É mais ou menos assim que seria se o Cristo ressurreto tivesse que escrever a versão ancestral de uma carta missionária dos nossos dias pedindo sustento. Se você já teve que levantar sustento como plantador de igreja, ou missionário transcultural, sabe quão embaraçosa pode ser a tarefa de escrever cartas assim.
Se você está do lado dos destinatários das cartas, talvez sua dúvida seja “por que tão poucas dessas correspondências soam autênticas ou significativas?” Embora elas certamente sirvam a um propósito importante – levantar mantenedores e parceiros de oração e manter nossos familiares atualizados sobre nossos ministérios –, eu sempre me pergunto se os benefícios justificam os custos; seja para quem escreve as cartas, seja para quem as lê.
Integridade da Missão
Um dos custos dessas cartas é o da integridade do trabalho que tanto o plantador de igrejas quanto os mantenedores estão fazendo juntos.

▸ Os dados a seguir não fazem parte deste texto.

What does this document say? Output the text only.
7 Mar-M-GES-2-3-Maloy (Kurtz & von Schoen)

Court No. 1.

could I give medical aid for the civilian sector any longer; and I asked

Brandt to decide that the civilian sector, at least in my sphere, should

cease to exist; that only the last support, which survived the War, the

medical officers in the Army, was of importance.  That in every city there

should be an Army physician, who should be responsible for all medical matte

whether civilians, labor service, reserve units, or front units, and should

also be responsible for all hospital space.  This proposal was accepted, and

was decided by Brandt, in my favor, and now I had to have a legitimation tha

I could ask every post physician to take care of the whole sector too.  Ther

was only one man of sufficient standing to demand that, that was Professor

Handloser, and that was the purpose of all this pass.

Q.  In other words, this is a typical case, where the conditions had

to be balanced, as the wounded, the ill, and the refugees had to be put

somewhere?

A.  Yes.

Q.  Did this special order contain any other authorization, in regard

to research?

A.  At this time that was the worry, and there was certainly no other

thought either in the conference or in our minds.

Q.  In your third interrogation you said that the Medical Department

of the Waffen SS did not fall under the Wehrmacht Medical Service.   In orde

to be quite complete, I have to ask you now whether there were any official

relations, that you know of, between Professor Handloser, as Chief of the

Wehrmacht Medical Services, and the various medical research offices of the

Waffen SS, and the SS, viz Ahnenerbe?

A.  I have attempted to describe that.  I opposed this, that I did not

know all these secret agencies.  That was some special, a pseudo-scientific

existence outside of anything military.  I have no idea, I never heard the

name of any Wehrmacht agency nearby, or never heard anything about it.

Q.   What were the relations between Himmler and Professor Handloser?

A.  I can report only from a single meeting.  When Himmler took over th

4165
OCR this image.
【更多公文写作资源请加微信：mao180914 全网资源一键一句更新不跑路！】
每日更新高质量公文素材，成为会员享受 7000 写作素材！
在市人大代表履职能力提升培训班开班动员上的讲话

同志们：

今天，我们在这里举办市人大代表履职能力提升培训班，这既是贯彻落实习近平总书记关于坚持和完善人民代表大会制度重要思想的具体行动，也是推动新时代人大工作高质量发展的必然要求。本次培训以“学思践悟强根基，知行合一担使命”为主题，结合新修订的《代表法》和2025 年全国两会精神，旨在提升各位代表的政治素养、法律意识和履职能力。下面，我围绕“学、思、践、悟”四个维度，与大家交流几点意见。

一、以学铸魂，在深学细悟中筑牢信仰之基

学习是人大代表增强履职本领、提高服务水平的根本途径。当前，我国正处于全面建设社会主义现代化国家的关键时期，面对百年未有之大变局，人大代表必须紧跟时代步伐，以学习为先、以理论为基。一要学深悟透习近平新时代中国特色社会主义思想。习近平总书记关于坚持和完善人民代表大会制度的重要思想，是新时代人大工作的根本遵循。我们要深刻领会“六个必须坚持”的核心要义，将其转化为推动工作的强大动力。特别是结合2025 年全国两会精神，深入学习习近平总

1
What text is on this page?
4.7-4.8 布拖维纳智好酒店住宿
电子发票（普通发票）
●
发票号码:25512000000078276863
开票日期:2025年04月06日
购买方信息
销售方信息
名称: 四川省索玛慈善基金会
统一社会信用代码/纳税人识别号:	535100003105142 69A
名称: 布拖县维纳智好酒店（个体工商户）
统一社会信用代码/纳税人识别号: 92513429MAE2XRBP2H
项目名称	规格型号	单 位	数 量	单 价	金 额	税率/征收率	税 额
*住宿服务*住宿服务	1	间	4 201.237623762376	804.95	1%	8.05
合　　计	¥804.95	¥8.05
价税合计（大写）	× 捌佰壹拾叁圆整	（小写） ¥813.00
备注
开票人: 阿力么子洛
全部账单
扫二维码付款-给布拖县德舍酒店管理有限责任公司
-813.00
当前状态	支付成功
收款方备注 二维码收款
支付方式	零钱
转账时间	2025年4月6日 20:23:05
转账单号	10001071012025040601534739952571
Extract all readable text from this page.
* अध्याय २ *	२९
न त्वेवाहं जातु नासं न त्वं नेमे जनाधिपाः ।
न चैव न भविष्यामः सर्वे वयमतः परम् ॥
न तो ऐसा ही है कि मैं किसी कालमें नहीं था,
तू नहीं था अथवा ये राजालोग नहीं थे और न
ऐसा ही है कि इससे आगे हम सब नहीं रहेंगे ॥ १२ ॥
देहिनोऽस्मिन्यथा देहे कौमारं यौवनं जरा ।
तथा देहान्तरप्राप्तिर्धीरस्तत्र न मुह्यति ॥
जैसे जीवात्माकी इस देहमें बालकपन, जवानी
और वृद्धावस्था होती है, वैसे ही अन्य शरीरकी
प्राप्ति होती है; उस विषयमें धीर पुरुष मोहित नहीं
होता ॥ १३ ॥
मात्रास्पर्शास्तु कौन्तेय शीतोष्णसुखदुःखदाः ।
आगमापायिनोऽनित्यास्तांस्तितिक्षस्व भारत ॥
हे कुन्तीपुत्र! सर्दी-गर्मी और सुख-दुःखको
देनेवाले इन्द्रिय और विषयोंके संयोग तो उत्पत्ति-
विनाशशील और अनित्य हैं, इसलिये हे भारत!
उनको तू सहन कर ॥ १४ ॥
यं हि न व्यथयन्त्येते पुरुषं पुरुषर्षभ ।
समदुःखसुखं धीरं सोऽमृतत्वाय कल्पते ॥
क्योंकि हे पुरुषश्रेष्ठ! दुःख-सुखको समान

Como membro do grupo dos que escrevem tais cartas, posso afirmar que muitos missionários estão tentando justificar o valor do trabalho que fazem a cada carta pedindo sustento que eles enviam.
Embora nenhum dos nossos leitores nunca tenha nos pedido para fazer isso, mesmo assim, sentimos que um dos propósitos primários das cartas é convencer centenas de parceiros de ministério do seguinte: “você não está desperdiçando seu dinheiro, então, continue nos sustentando.”
Em busca desse objetivo, nós exaustivamente vasculhamos nosso banco de memórias à procura de conversas que tivemos, eventos que organizamos ou ministérios que iniciamos, que sirvam como ilustração do valor do nosso trabalho. Às vezes essa busca é rápida e fácil, mas às vezes é dolorosamente difícil; quase sempre a tarefa é desagradável e faz com que nos sintamos sujos.
Por quê? Pelo fato de que temos uma aguda consciência de que, ao agirmos assim, transformamos o que originalmente era um trabalho motivado por amor em algo motivado por razões comerciais, em parte, por interesses próprios. Um dos grandes perigos das cartas modernas para levantamento de sustento para a obra missionária é o de transformarmos nossos ministérios em produtos a serem vendidos, em oposição a uma missão sobre a qual deveríamos orar e na qual deveríamos investir.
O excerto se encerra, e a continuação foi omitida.